Directed Evolution and Protein Engineering

Question 1

What is directed evolution, explain in the context of protein engineering.

Answer 1

DE consists of forcing biological evolutionary selection steps to optimize the properties of proteins for specific applications.

• Create library of protein variants via random mutagenesis or site-directed mutagenesis
• Protein variants are subjected to selection and screening processes (exposure to antigen, screening via FACS, identifying high affinity variants)
• Variants with desired trait are isolated and become starting point for next round of DE
• Iterative cycles of mutation library-screening-selection to improve the desired protein trait
• Sequencing to identify mutations responsible for desired trait

Question 2

Describe and compare libraries prepared by site-directed mutagenesis and by random mutagenesis.

Answer 2

Site-directed:
- Mutations are introduced at targeted positions and the target region is expected to influence desired protein activity.
- Generated by degenerate oligonucleotides (NNK, NNS) and PCR.

Random:
- Mutations are introduced anywhere on a gene
- Generated by error-prone PCR (altering concentrations of PCR buffers and polymerase) or by recombination
- Generated by recombination (gene fragments recombine via regions of partial homology)

Differences:
- Site: deep diversification at defined regions of gene/protein
- Random: mutations across whole genome, can sample larger sequence space.

Question 3

a) Explain the method of Deep Mutational Scanning (DMS). Include a description of type of mutagenesis library, screening approach, and analysis of data.

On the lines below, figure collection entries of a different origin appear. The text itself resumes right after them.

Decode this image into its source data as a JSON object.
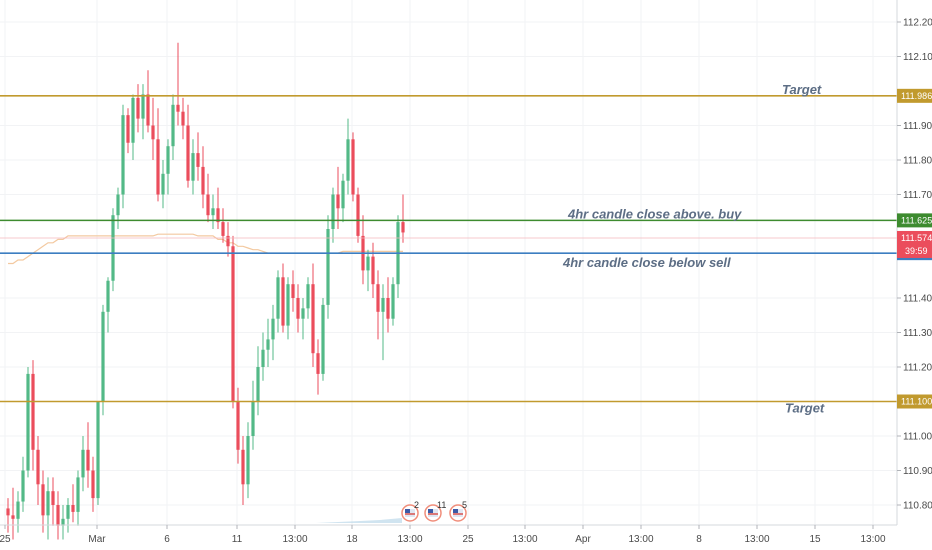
{
  "chart_data": {
    "type": "candlestick",
    "colors": {
      "up": "#53b987",
      "down": "#eb4d5c",
      "target": "#c19a2e",
      "buy": "#3d8b2f",
      "sell": "#3c7ec1",
      "price_tag": "#eb4d5c",
      "ma_line": "#f3c9a0"
    },
    "y_axis": {
      "ticks": [
        "112.200",
        "112.100",
        "111.900",
        "111.800",
        "111.700",
        "111.400",
        "111.300",
        "111.200",
        "111.000",
        "110.900",
        "110.800"
      ],
      "range": [
        110.76,
        112.24
      ]
    },
    "x_axis": {
      "ticks": [
        "25",
        "Mar",
        "6",
        "11",
        "13:00",
        "18",
        "13:00",
        "25",
        "13:00",
        "Apr",
        "13:00",
        "8",
        "13:00",
        "15",
        "13:00"
      ]
    },
    "levels": [
      {
        "name": "target_upper",
        "price": 111.986,
        "label": "111.986",
        "annotation": "Target",
        "color": "#c19a2e"
      },
      {
        "name": "buy_level",
        "price": 111.625,
        "label": "111.625",
        "annotation": "4hr candle close above. buy",
        "color": "#3d8b2f"
      },
      {
        "name": "sell_level",
        "price": 111.53,
        "label": "111.530",
        "annotation": "4hr candle close below sell",
        "color": "#3c7ec1"
      },
      {
        "name": "target_lower",
        "price": 111.1,
        "label": "111.100",
        "annotation": "Target",
        "color": "#c19a2e"
      }
    ],
    "current_price": {
      "price": 111.574,
      "label": "111.574",
      "countdown": "39:59"
    },
    "events": [
      {
        "flag": "us-flag-icon",
        "count": "2"
      },
      {
        "flag": "us-flag-icon",
        "count": "11"
      },
      {
        "flag": "us-flag-icon",
        "count": "5"
      }
    ],
    "candles": [
      [
        110.79,
        110.82,
        110.72,
        110.77
      ],
      [
        110.77,
        110.85,
        110.7,
        110.76
      ],
      [
        110.76,
        110.84,
        110.72,
        110.81
      ],
      [
        110.81,
        110.94,
        110.78,
        110.9
      ],
      [
        110.9,
        111.2,
        110.88,
        111.18
      ],
      [
        111.18,
        111.22,
        110.9,
        110.96
      ],
      [
        110.96,
        111.0,
        110.8,
        110.86
      ],
      [
        110.86,
        110.9,
        110.72,
        110.77
      ],
      [
        110.77,
        110.88,
        110.7,
        110.84
      ],
      [
        110.84,
        110.88,
        110.74,
        110.8
      ],
      [
        110.8,
        110.84,
        110.7,
        110.74
      ],
      [
        110.74,
        110.8,
        110.7,
        110.76
      ],
      [
        110.76,
        110.82,
        110.72,
        110.8
      ],
      [
        110.8,
        110.86,
        110.75,
        110.78
      ],
      [
        110.78,
        110.9,
        110.74,
        110.88
      ],
      [
        110.88,
        111.0,
        110.84,
        110.96
      ],
      [
        110.96,
        111.04,
        110.85,
        110.9
      ],
      [
        110.9,
        110.94,
        110.78,
        110.82
      ],
      [
        110.82,
        111.1,
        110.8,
        111.1
      ],
      [
        111.1,
        111.38,
        111.06,
        111.36
      ],
      [
        111.36,
        111.46,
        111.3,
        111.45
      ],
      [
        111.45,
        111.66,
        111.42,
        111.64
      ],
      [
        111.64,
        111.72,
        111.6,
        111.7
      ],
      [
        111.7,
        111.96,
        111.66,
        111.93
      ],
      [
        111.93,
        111.95,
        111.82,
        111.85
      ],
      [
        111.85,
        111.99,
        111.8,
        111.98
      ],
      [
        111.98,
        112.02,
        111.88,
        111.92
      ],
      [
        111.92,
        112.02,
        111.86,
        111.99
      ],
      [
        111.99,
        112.06,
        111.88,
        111.9
      ],
      [
        111.9,
        111.98,
        111.8,
        111.86
      ],
      [
        111.86,
        111.95,
        111.68,
        111.7
      ],
      [
        111.7,
        111.8,
        111.66,
        111.76
      ],
      [
        111.76,
        111.86,
        111.7,
        111.84
      ],
      [
        111.84,
        111.99,
        111.8,
        111.96
      ],
      [
        111.96,
        112.14,
        111.9,
        111.94
      ],
      [
        111.94,
        111.98,
        111.86,
        111.9
      ],
      [
        111.9,
        111.96,
        111.72,
        111.74
      ],
      [
        111.74,
        111.86,
        111.7,
        111.82
      ],
      [
        111.82,
        111.88,
        111.74,
        111.78
      ],
      [
        111.78,
        111.84,
        111.66,
        111.7
      ],
      [
        111.7,
        111.76,
        111.62,
        111.64
      ],
      [
        111.64,
        111.7,
        111.6,
        111.66
      ],
      [
        111.66,
        111.72,
        111.6,
        111.62
      ],
      [
        111.62,
        111.66,
        111.56,
        111.58
      ],
      [
        111.58,
        111.62,
        111.52,
        111.55
      ],
      [
        111.55,
        111.58,
        111.08,
        111.1
      ],
      [
        111.1,
        111.14,
        110.92,
        110.96
      ],
      [
        110.96,
        111.0,
        110.8,
        110.86
      ],
      [
        110.86,
        111.04,
        110.82,
        111.0
      ],
      [
        111.0,
        111.16,
        110.96,
        111.1
      ],
      [
        111.1,
        111.26,
        111.06,
        111.2
      ],
      [
        111.2,
        111.3,
        111.16,
        111.25
      ],
      [
        111.25,
        111.34,
        111.2,
        111.28
      ],
      [
        111.28,
        111.38,
        111.22,
        111.34
      ],
      [
        111.34,
        111.48,
        111.3,
        111.46
      ],
      [
        111.46,
        111.5,
        111.3,
        111.32
      ],
      [
        111.32,
        111.46,
        111.28,
        111.44
      ],
      [
        111.44,
        111.48,
        111.36,
        111.4
      ],
      [
        111.4,
        111.44,
        111.3,
        111.34
      ],
      [
        111.34,
        111.4,
        111.28,
        111.37
      ],
      [
        111.37,
        111.46,
        111.34,
        111.44
      ],
      [
        111.44,
        111.5,
        111.2,
        111.24
      ],
      [
        111.24,
        111.28,
        111.12,
        111.18
      ],
      [
        111.18,
        111.4,
        111.16,
        111.38
      ],
      [
        111.38,
        111.64,
        111.34,
        111.6
      ],
      [
        111.6,
        111.72,
        111.56,
        111.7
      ],
      [
        111.7,
        111.78,
        111.6,
        111.66
      ],
      [
        111.66,
        111.76,
        111.62,
        111.74
      ],
      [
        111.74,
        111.92,
        111.7,
        111.86
      ],
      [
        111.86,
        111.88,
        111.68,
        111.7
      ],
      [
        111.7,
        111.72,
        111.56,
        111.58
      ],
      [
        111.58,
        111.64,
        111.44,
        111.48
      ],
      [
        111.48,
        111.54,
        111.42,
        111.52
      ],
      [
        111.52,
        111.56,
        111.4,
        111.44
      ],
      [
        111.44,
        111.48,
        111.28,
        111.36
      ],
      [
        111.36,
        111.44,
        111.22,
        111.4
      ],
      [
        111.4,
        111.46,
        111.3,
        111.34
      ],
      [
        111.34,
        111.46,
        111.32,
        111.44
      ],
      [
        111.44,
        111.64,
        111.4,
        111.62
      ],
      [
        111.62,
        111.7,
        111.56,
        111.59
      ]
    ],
    "ma": [
      111.5,
      111.5,
      111.51,
      111.51,
      111.52,
      111.53,
      111.54,
      111.55,
      111.56,
      111.56,
      111.57,
      111.57,
      111.58,
      111.58,
      111.58,
      111.58,
      111.58,
      111.58,
      111.58,
      111.58,
      111.58,
      111.58,
      111.58,
      111.58,
      111.58,
      111.58,
      111.58,
      111.58,
      111.58,
      111.58,
      111.585,
      111.585,
      111.585,
      111.585,
      111.585,
      111.585,
      111.585,
      111.585,
      111.58,
      111.58,
      111.58,
      111.58,
      111.57,
      111.57,
      111.56,
      111.56,
      111.55,
      111.55,
      111.545,
      111.54,
      111.54,
      111.535,
      111.53,
      111.53,
      111.53,
      111.53,
      111.53,
      111.53,
      111.53,
      111.53,
      111.53,
      111.53,
      111.53,
      111.53,
      111.53,
      111.53,
      111.53,
      111.535,
      111.535,
      111.535,
      111.535,
      111.535,
      111.535,
      111.535,
      111.535,
      111.535,
      111.535,
      111.535,
      111.535,
      111.535
    ]
  }
}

b) why did it not predict the Brazilian and African COVID mutations, only UK one?

Answer 3

a) Method using combined DE, Deep seq, and rational mutagenesis
- Large scale data sets generated by systematically mutating subsequent single point positions on aa sequence of protein

1) Mutagenesis library
- Library where each variant has mutated amino acid in different positions
- Yeast display to express mutants on surface

2) Screening
- Testing for affinity, separate binders from non-binders
- See which mutations are beneficial, neutral, or detrimental

3) Sequencing and Analysis
- Deep Seq
- Organize data into sequence-function heatmap
- Each mutation at each position given a functional score

b) DMS studies effects of single point mutations on function, SARS-CoV-2 mutates combinatorially at many positions at a time so DMS missed the escape for E484K.

Question 4

You observe side effects in humans that were not found in mice, what could it be due to? How to avoid it?

Answer 4

The mouse antibody is recognized by the patient’s immune system as a foreign protein. The human body generates human anti-mouse antibody (HAMA) response.

This can be avoided by humanization of the Ab either by:
- Finding regions of human-mouse sequence similarity and replacing the mouse sequence with the human sequence
- Exchanging one region of the Ab at a time, performing DE to improve its affinity/specificity, changing another region etc.